The Fragmented Social Web July 25
When it comes to fragmentation of audiences, markets, and media, the trend line is clear: we are collectively becoming not a single audience of billions but a million audiences of thousands, hundreds, or even one.

It’s a fascinating long term side-effect of media decentralization that’s been predicted for decades by media visionaries like Marshall McLuhan (pictured right) and, dare I say, Andy Warhol. The one-to-many paradigm of network television and weekly newsmagazines understandably has a homogenizing effect, both in reinforcing a common identity and in shaping public opinion. The many-to-many model of social media and its various manifestations (blogs, wikis, social bookmarks) has been turning this model upside-down.
Of course marketers have been using this to their advantage for years, from the highly targeted narrowcasting as seen in political campaigns to highly personalized direct mail. But the social web is both responding to and further cultivating this fragmentation.

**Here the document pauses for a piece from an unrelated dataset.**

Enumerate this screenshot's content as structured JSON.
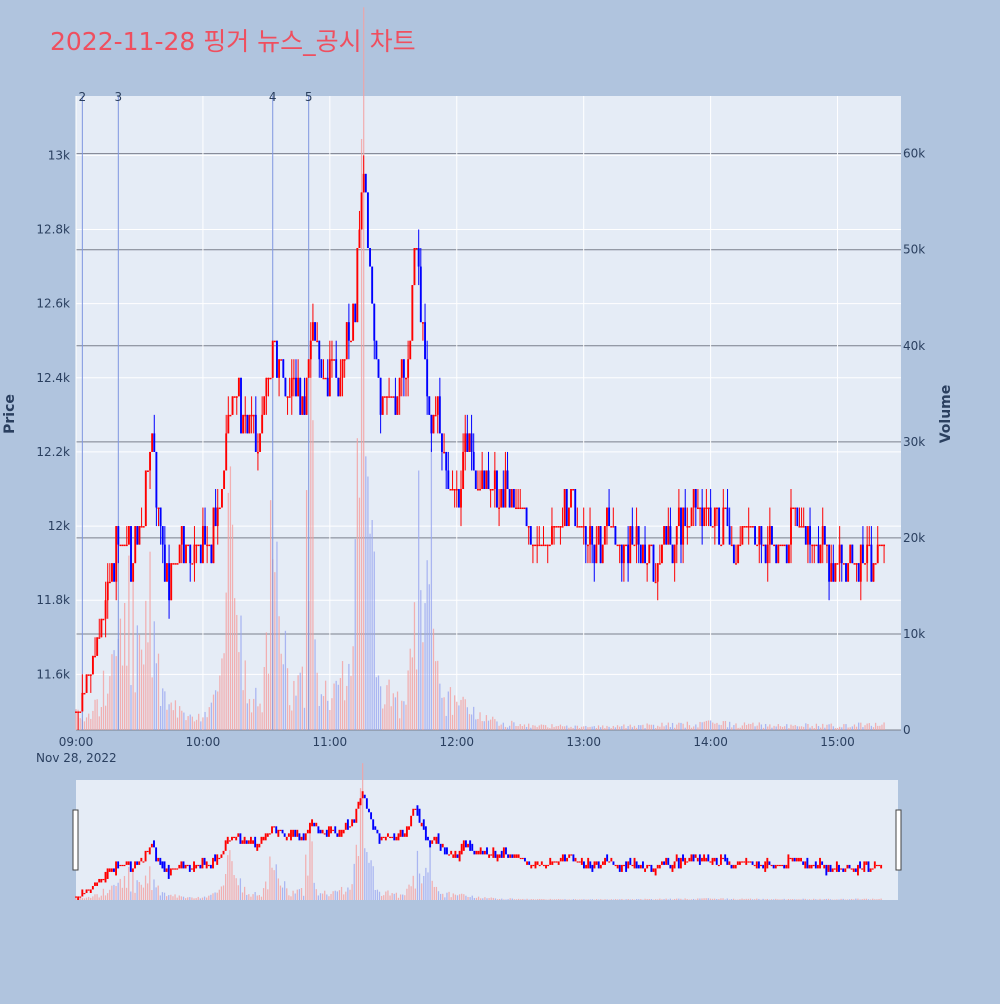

Social platforms like Ning have emerged to provide ad hoc and on-demand networks meant to service everything from 5-person knitting clubs to Jay Z’s millions of fans. The single-network solutions like MySpace and Facebook have been incredibly powerful in generating public awareness of social networks. But they have discovered that the users of today’s web are a fickle bunch, quick to respond to trends and coalesce en masse around newcomers - a lesson that the now-irrelevant Friendster learned all too well and too late.
The lesson: social platforms must be nimble and highly adaptable to both enable and foster the niche micro-networks that will drive increasing specialization and fragmentation among the web’s one and a half billion users. The new social web is not a single network but a vast array of millions of them.